Liam took a deep breath and crossed his legs on top of his skateboard like it was a footstool. “Two years?”
“Holy shit,” I said. Was I going to be out here for two years? Five? Forever?
“Yeah,” Liam said. “Thinkin’ about workin’ on my bum beard.” He stroked his face, and I laughed again.
“How old are you?” I asked. He couldn’t be much older than me.
“Nineteen,” he said. He jerked his chin in my direction, batting the question back to me.

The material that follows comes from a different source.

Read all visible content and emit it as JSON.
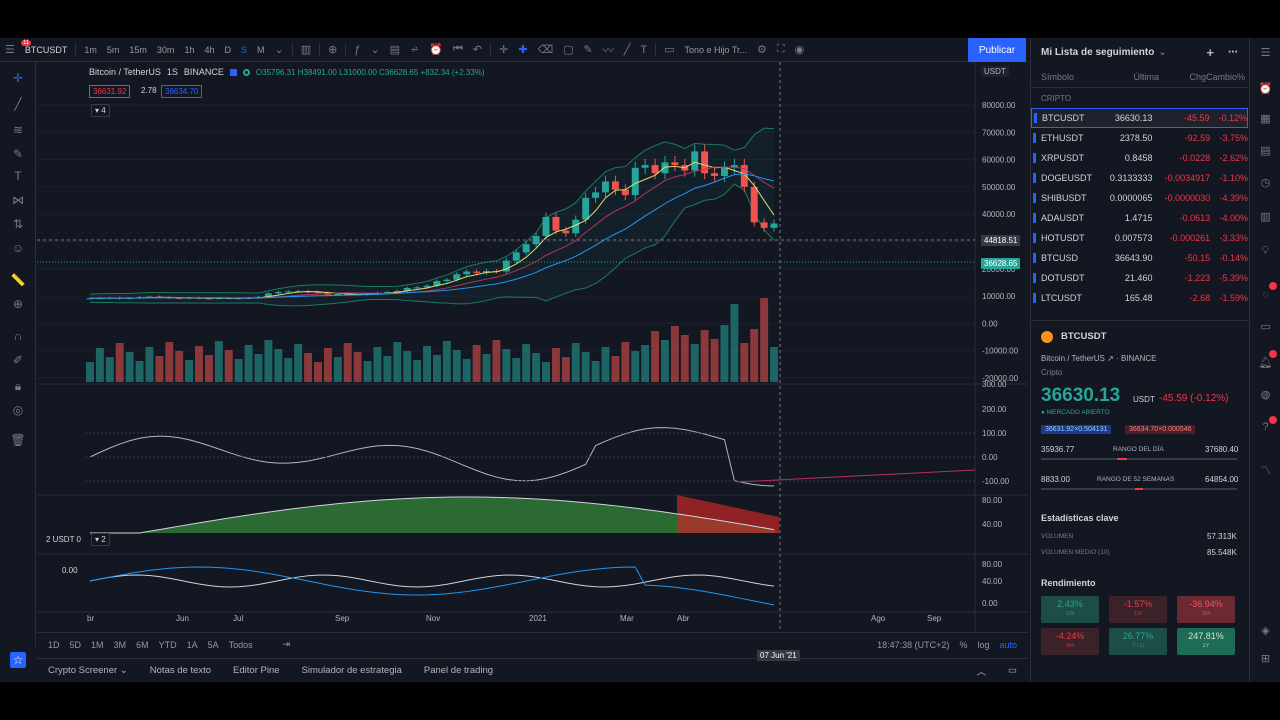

Liam nodded. He shrugged his backpack off and opened it, producing a plastic water bottle. He opened it and offered it to me.
I took it with thanks, trying not to drink too much of it. At least I’d never go thirsty; if I had to be homeless, I was glad it could be here, by the beach. Had a bathroom and a free shower with all the ice-cold water I could ever want.
A sense of camaraderie came over me. Having company might make my life a little less shitty, especially if it was someone who knew what I was going through. I sent a silent prayer up into the cosmos that Liam wouldn’t bail on me after our shared lunch. No one ever talked to me – their eyes just slid over me like I was furniture. It felt good to be treated as a normal person.
Even though I’d only known Liam for all of thirty minutes, a tiny tendril of fear crept up my spine at the thought of facing the world alone again.
Liam backhanded me on the shoulder, jolting me out of my thoughts. “Come on,” he said.
I staggered to my feet, legs feeling a little sore. “Where?”
He only shrugged. “Wherever,” he said.
I poked my head around the pillar. “Think Thor’s gone?”
“Thor…? Oh!” An amused light filled his eyes and he doubled over laughing with a hand on his stomach. He patted my shoulder as he stepped out of the alcove, still chuckling.
“Hey, thanks again for the sandwich.” I felt a million times better than I had an hour ago, though I thought I could have eaten about ten more sandwiches and still have been hungry.
We wandered toward the boardwalk closer to the beach, boards tucked under our arms. We made a wide circle around Subway and kept an eye out for Thor.